I have been campaigning for Web Neutrality and the web as a democratic process (web Democracy). As a result I got a comment on my blog from my MP – David Howarth (LibDem) – which felt I had treated him somewhat unfairly. He has a valid point and I will try to find common ground (perhaps by clarifying timescales and recording of correspondence). I’m also asking readers of this blog to help, either by commenting on the protocol of communicating with Mps or by pointing to useful information.
I wrote to my MEP (Andrew Duff, also LibDem) about NetNeutrality in Europe. I didn’t get any acknowledgement or reply – which upset me. So I used the mySociety organ – WriteToThem – to send a letter in public (http://wwmm.ch.cam.ac.uk/blogs/murrayrust/?p=1955) This brought a useful reply (which I published http://wwmm.ch.cam.ac.uk/blogs/murrayrust/?p=1984). In that Andrew Duff wrote:
I am aware that the UK along with France is
pushing strongly to change the wording agreed by the Parliament. This
action will delay the progress of the report and put at risk the many
important aspects in this package which will increase competition and boost
jobs. I therefore urge you to raise your concerns with the UK Government
and ask them to support the article which ensures that an internet cut-off
can only be imposed after approval from a competent legal authority.

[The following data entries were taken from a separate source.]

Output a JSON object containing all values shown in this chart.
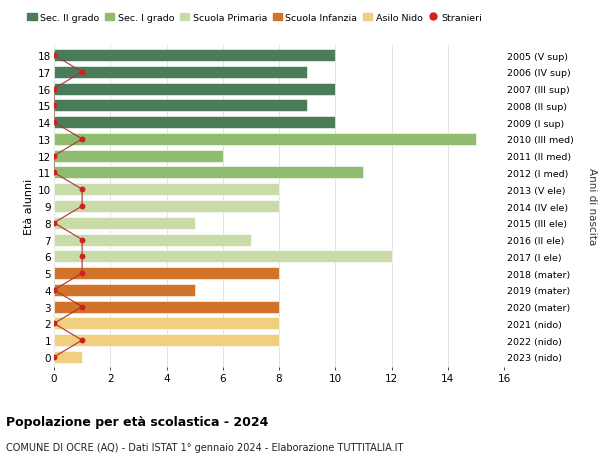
{
  "ages": [
    18,
    17,
    16,
    15,
    14,
    13,
    12,
    11,
    10,
    9,
    8,
    7,
    6,
    5,
    4,
    3,
    2,
    1,
    0
  ],
  "right_labels": [
    "2005 (V sup)",
    "2006 (IV sup)",
    "2007 (III sup)",
    "2008 (II sup)",
    "2009 (I sup)",
    "2010 (III med)",
    "2011 (II med)",
    "2012 (I med)",
    "2013 (V ele)",
    "2014 (IV ele)",
    "2015 (III ele)",
    "2016 (II ele)",
    "2017 (I ele)",
    "2018 (mater)",
    "2019 (mater)",
    "2020 (mater)",
    "2021 (nido)",
    "2022 (nido)",
    "2023 (nido)"
  ],
  "bar_values": [
    10,
    9,
    10,
    9,
    10,
    15,
    6,
    11,
    8,
    8,
    5,
    7,
    12,
    8,
    5,
    8,
    8,
    8,
    1
  ],
  "bar_colors": [
    "#4a7c59",
    "#4a7c59",
    "#4a7c59",
    "#4a7c59",
    "#4a7c59",
    "#8fbc6e",
    "#8fbc6e",
    "#8fbc6e",
    "#c8dba8",
    "#c8dba8",
    "#c8dba8",
    "#c8dba8",
    "#c8dba8",
    "#d2732a",
    "#d2732a",
    "#d2732a",
    "#f0d080",
    "#f0d080",
    "#f0d080"
  ],
  "stranieri_x": [
    0,
    1,
    0,
    0,
    0,
    1,
    0,
    0,
    1,
    1,
    0,
    1,
    1,
    1,
    0,
    1,
    0,
    1,
    0
  ],
  "title": "Popolazione per età scolastica - 2024",
  "subtitle": "COMUNE DI OCRE (AQ) - Dati ISTAT 1° gennaio 2024 - Elaborazione TUTTITALIA.IT",
  "ylabel": "Età alunni",
  "right_ylabel": "Anni di nascita",
  "xlim": [
    0,
    16
  ],
  "xticks": [
    0,
    2,
    4,
    6,
    8,
    10,
    12,
    14,
    16
  ],
  "legend_labels": [
    "Sec. II grado",
    "Sec. I grado",
    "Scuola Primaria",
    "Scuola Infanzia",
    "Asilo Nido",
    "Stranieri"
  ],
  "legend_colors": [
    "#4a7c59",
    "#8fbc6e",
    "#c8dba8",
    "#d2732a",
    "#f0d080",
    "#cc2222"
  ],
  "bar_height": 0.72,
  "stranieri_color": "#cc2222",
  "line_color": "#aa3333",
  "bg_color": "#ffffff",
  "grid_color": "#dddddd"
}
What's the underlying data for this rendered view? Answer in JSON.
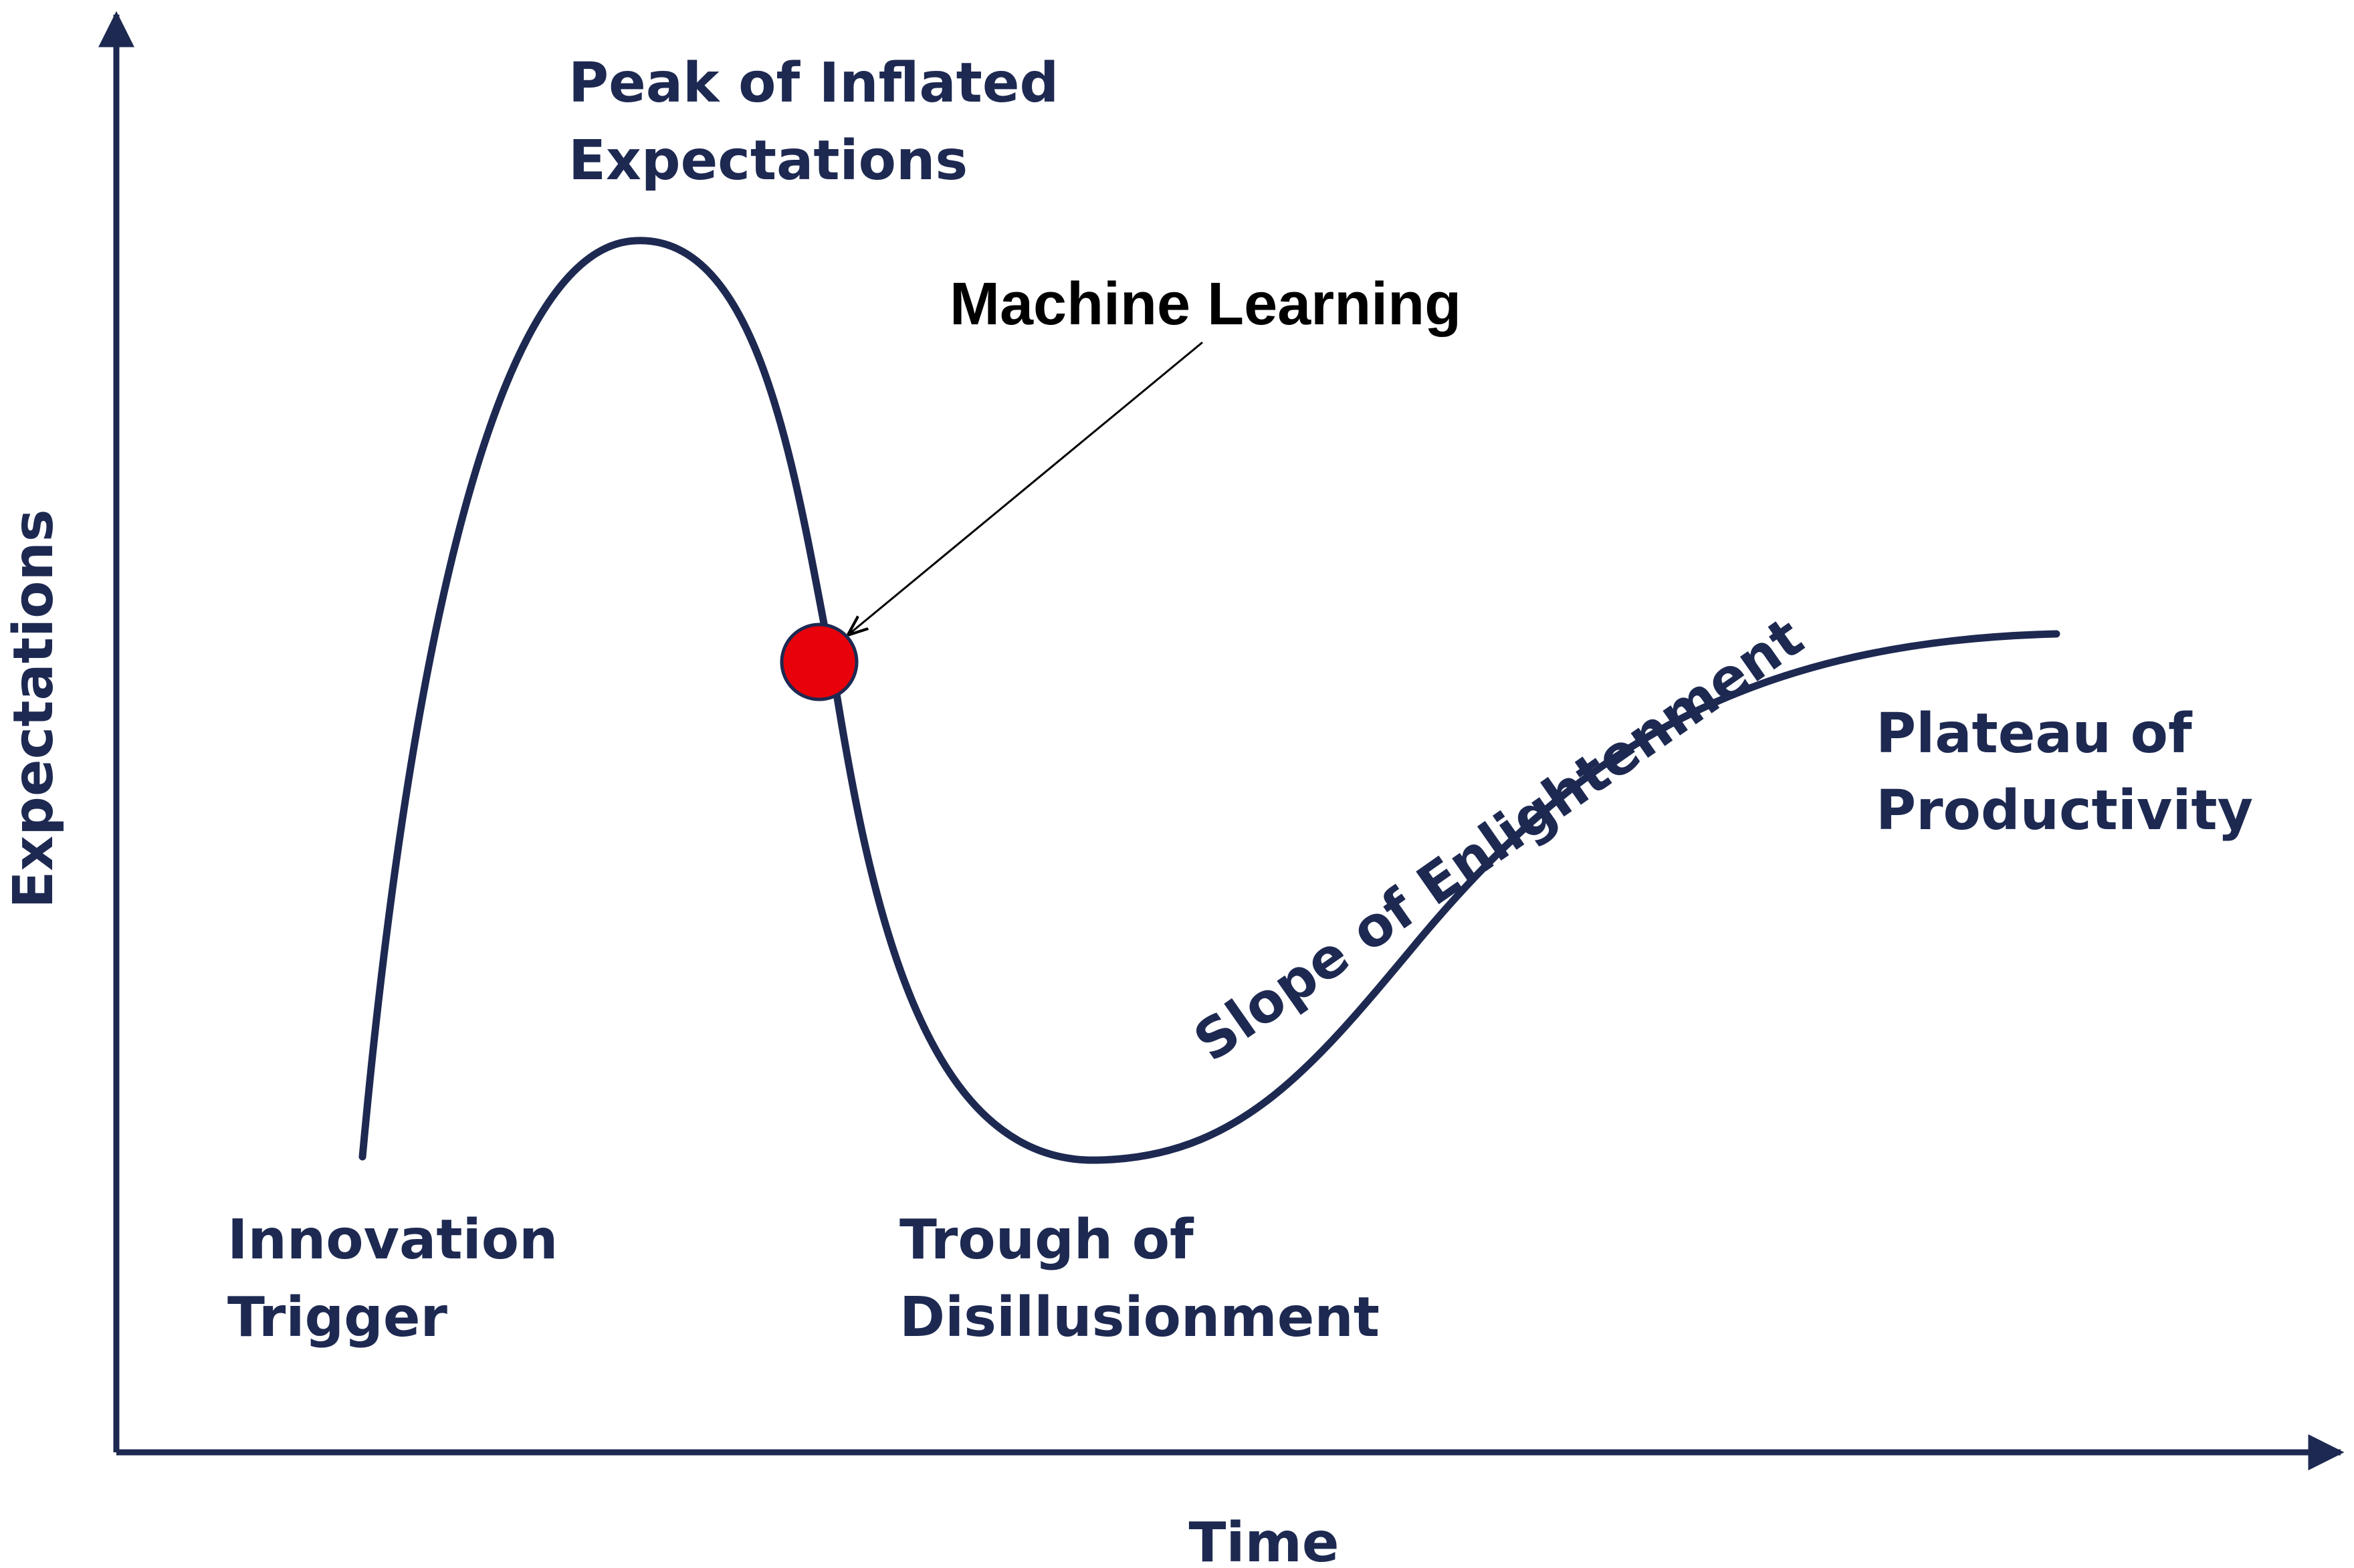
{
  "diagram": {
    "type": "hype-cycle",
    "axes": {
      "x_label": "Time",
      "y_label": "Expectations"
    },
    "phases": [
      {
        "id": "innovation-trigger",
        "lines": [
          "Innovation",
          "Trigger"
        ]
      },
      {
        "id": "peak",
        "lines": [
          "Peak of Inflated",
          "Expectations"
        ]
      },
      {
        "id": "trough",
        "lines": [
          "Trough of",
          "Disillusionment"
        ]
      },
      {
        "id": "slope",
        "lines": [
          "Slope of Enlightenment"
        ]
      },
      {
        "id": "plateau",
        "lines": [
          "Plateau of",
          "Productivity"
        ]
      }
    ],
    "callout": {
      "label": "Machine Learning",
      "marker_color": "#e8000b",
      "position_phase": "sliding into the Trough of Disillusionment"
    },
    "colors": {
      "curve": "#1d2951",
      "text": "#1d2951",
      "marker": "#e8000b",
      "callout_text": "#000000"
    }
  }
}
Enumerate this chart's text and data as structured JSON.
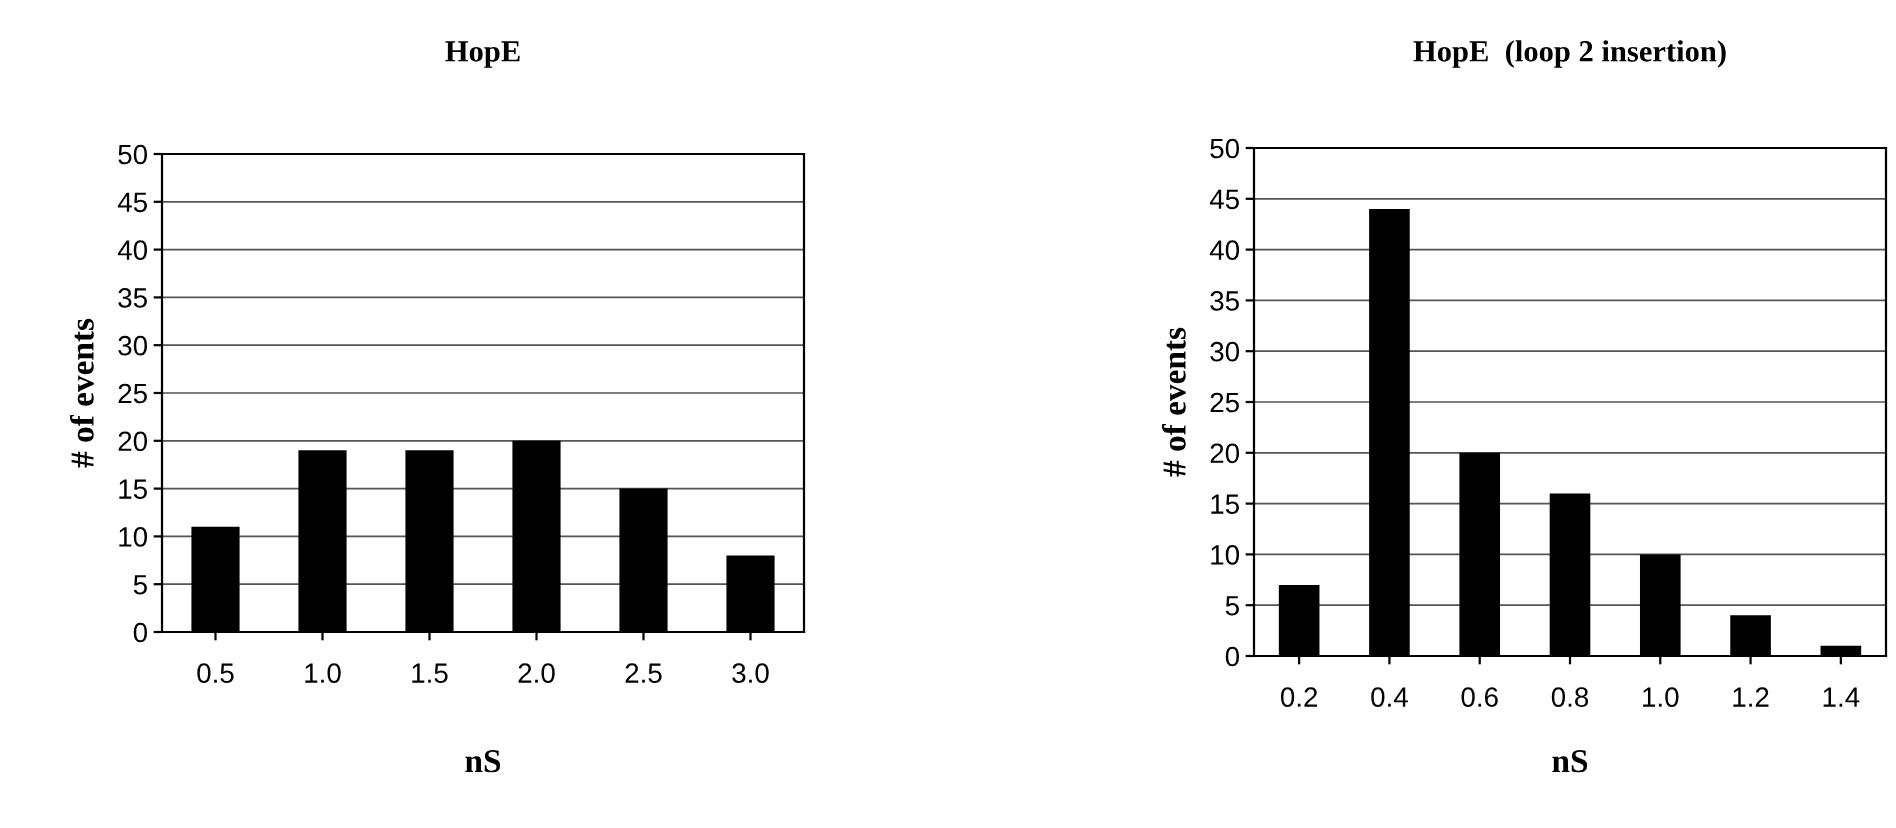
{
  "chart_data": [
    {
      "type": "bar",
      "title": "HopE",
      "xlabel": "nS",
      "ylabel": "# of events",
      "categories": [
        "0.5",
        "1.0",
        "1.5",
        "2.0",
        "2.5",
        "3.0"
      ],
      "values": [
        11,
        19,
        19,
        20,
        15,
        8
      ],
      "color": "#000000",
      "ylim": [
        0,
        50
      ],
      "yticks": [
        0,
        5,
        10,
        15,
        20,
        25,
        30,
        35,
        40,
        45,
        50
      ],
      "grid": "y"
    },
    {
      "type": "bar",
      "title": "HopE  (loop 2 insertion)",
      "xlabel": "nS",
      "ylabel": "# of events",
      "categories": [
        "0.2",
        "0.4",
        "0.6",
        "0.8",
        "1.0",
        "1.2",
        "1.4"
      ],
      "values": [
        7,
        44,
        20,
        16,
        10,
        4,
        1
      ],
      "color": "#000000",
      "ylim": [
        0,
        50
      ],
      "yticks": [
        0,
        5,
        10,
        15,
        20,
        25,
        30,
        35,
        40,
        45,
        50
      ],
      "grid": "y"
    }
  ]
}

I did so by using WriteToThem to write to David Howarth essentially asking him to take the issue to the government.
I got an acknowledgement that promised that David Howarth , but heard nothing more until 2 days ago when I got a followup from WriteToThem (WTT) indicating that it was 2 weeks since I had written and asking what feedback I had had. I assumed that it was reasonable to get a substantive reply within two weeks and so posted a somewhat critical comment (http://wwmm.ch.cam.ac.uk/blogs/murrayrust/?p=2051). David Howarth commented:
Dear Dr Murray-Rust,
I think you are being slightly unfair. This is not an issue I have any expertise in. My gut instinct would be to agree with you, but there is more to policy than gut instinct. Would you prefer a thought-through reply or a statement of unthinking prejudice?
I appreciate this reply and admit that I have been slightly unfair. I had based my action on similarity with the Freedom of Information Act which requires public institutions to provide substantiative replies within 20 working days (and for which support is provided by mySociety’s sister site WhatDoTheyKnow?). I had assumed that WTT’s followup suggested that a substantive reply could be expected in 14 elapsed days (this is my error and not WTT’s).
So I accept that David Howarth is working on the matter and I also know from colleagues that he has addressed other problems promptly. I also completely agree that if time gives a better response then I am prepared to wait. I am unaware of the UK’s proposed policy (as opposed to the EU’s) and so I will try to help David Howarth by asking the readership:
PLEASE CAN YOU PROVIDE LINKS EXPLAINING THE CONCERNS TO WHICH ANDREW DUFF IS REFERRING?
I will forward this message to David Howarth through WTT.